Zwangerschapsbegeleiding

Een goede zwangerschapsbegeleiding bij de normale zwangere vrouw omvat een beperkt aantal doelgerichte controles bij huisarts en/of gynaecoloog.

Uiteraard verschilt de regelmaat van de raadplegingen van vrouw tot vrouw, en is het aantal controles onder meer afhankelijk van het aantal zwangerschappen.

Meestal verloopt elke zwangerschapsbegeleiding volgens hetzelfde schema:

  • Een eerste controle bij de huisarts gebeurt meestal tussen de 6de en de 10de week.
  • Nadien controle één keer per maand.
  • Om de 6 à 8 weken is ook een bezoek aan de gynaecoloog aan te raden.
  • Vanaf 30 weken gaat u het best om de twee weken naar de arts (afwisselend huisarts en gynaecoloog).
  • Na 36 weken zwangerschap kan het noodzakelijk zijn om wekelijks op controle te gaan.

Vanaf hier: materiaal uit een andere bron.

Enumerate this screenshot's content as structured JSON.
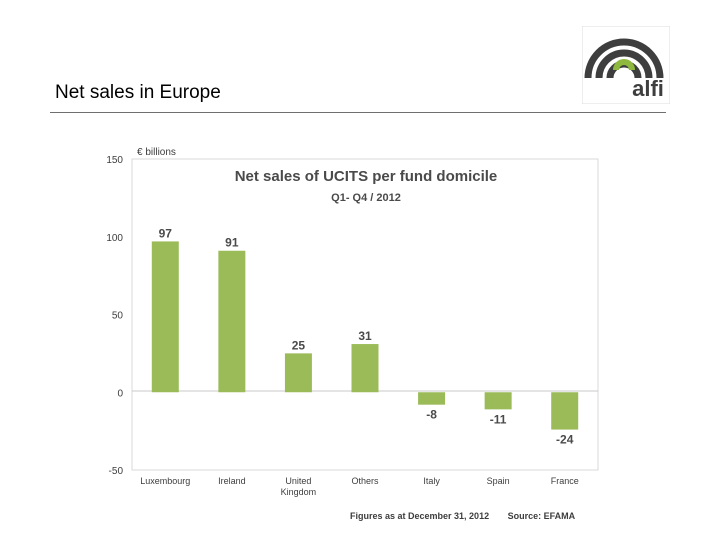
{
  "slide": {
    "title": "Net sales in Europe"
  },
  "logo": {
    "text": "alfi",
    "color_dark": "#3e3e3e",
    "color_green": "#8fb93e"
  },
  "chart_data": {
    "type": "bar",
    "title": "Net sales of UCITS per fund domicile",
    "subtitle": "Q1- Q4 / 2012",
    "unit_label": "€ billions",
    "categories": [
      "Luxembourg",
      "Ireland",
      "United Kingdom",
      "Others",
      "Italy",
      "Spain",
      "France"
    ],
    "category_lines": [
      [
        "Luxembourg"
      ],
      [
        "Ireland"
      ],
      [
        "United",
        "Kingdom"
      ],
      [
        "Others"
      ],
      [
        "Italy"
      ],
      [
        "Spain"
      ],
      [
        "France"
      ]
    ],
    "values": [
      97,
      91,
      25,
      31,
      -8,
      -11,
      -24
    ],
    "value_labels": [
      "97",
      "91",
      "25",
      "31",
      "-8",
      "-11",
      "-24"
    ],
    "ylim": [
      -50,
      150
    ],
    "yticks": [
      -50,
      0,
      50,
      100,
      150
    ],
    "bar_color": "#9bbb59",
    "grid": false
  },
  "notes": {
    "figures_as_at": "Figures as at  December 31, 2012",
    "source": "Source: EFAMA"
  }
}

Bij eventuele problemen moet u zo snel mogelijk uw huisarts of gynaecoloog raadplegen.

Echografie:

  • Een eerste echografie wordt aangeraden tussen 11 en 14 weken, voor het bepalen van de juiste zwangerschapsleeftijd, het vaststellen van een eventuele meerlingzwangerschap, het opsporen van sommige anatomische afwijkingen en eventueel meting van de nekplooi.
  • Nadien kunnen nog echografies uitgevoerd worden rond 18-22 weken en rond 30-32 weken.
  • In de regel worden drie echografieën gemaakt en terugbetaald door het Riziv, d.w.z. één per zwangerschapstrimester, tenzij op medische indicatie.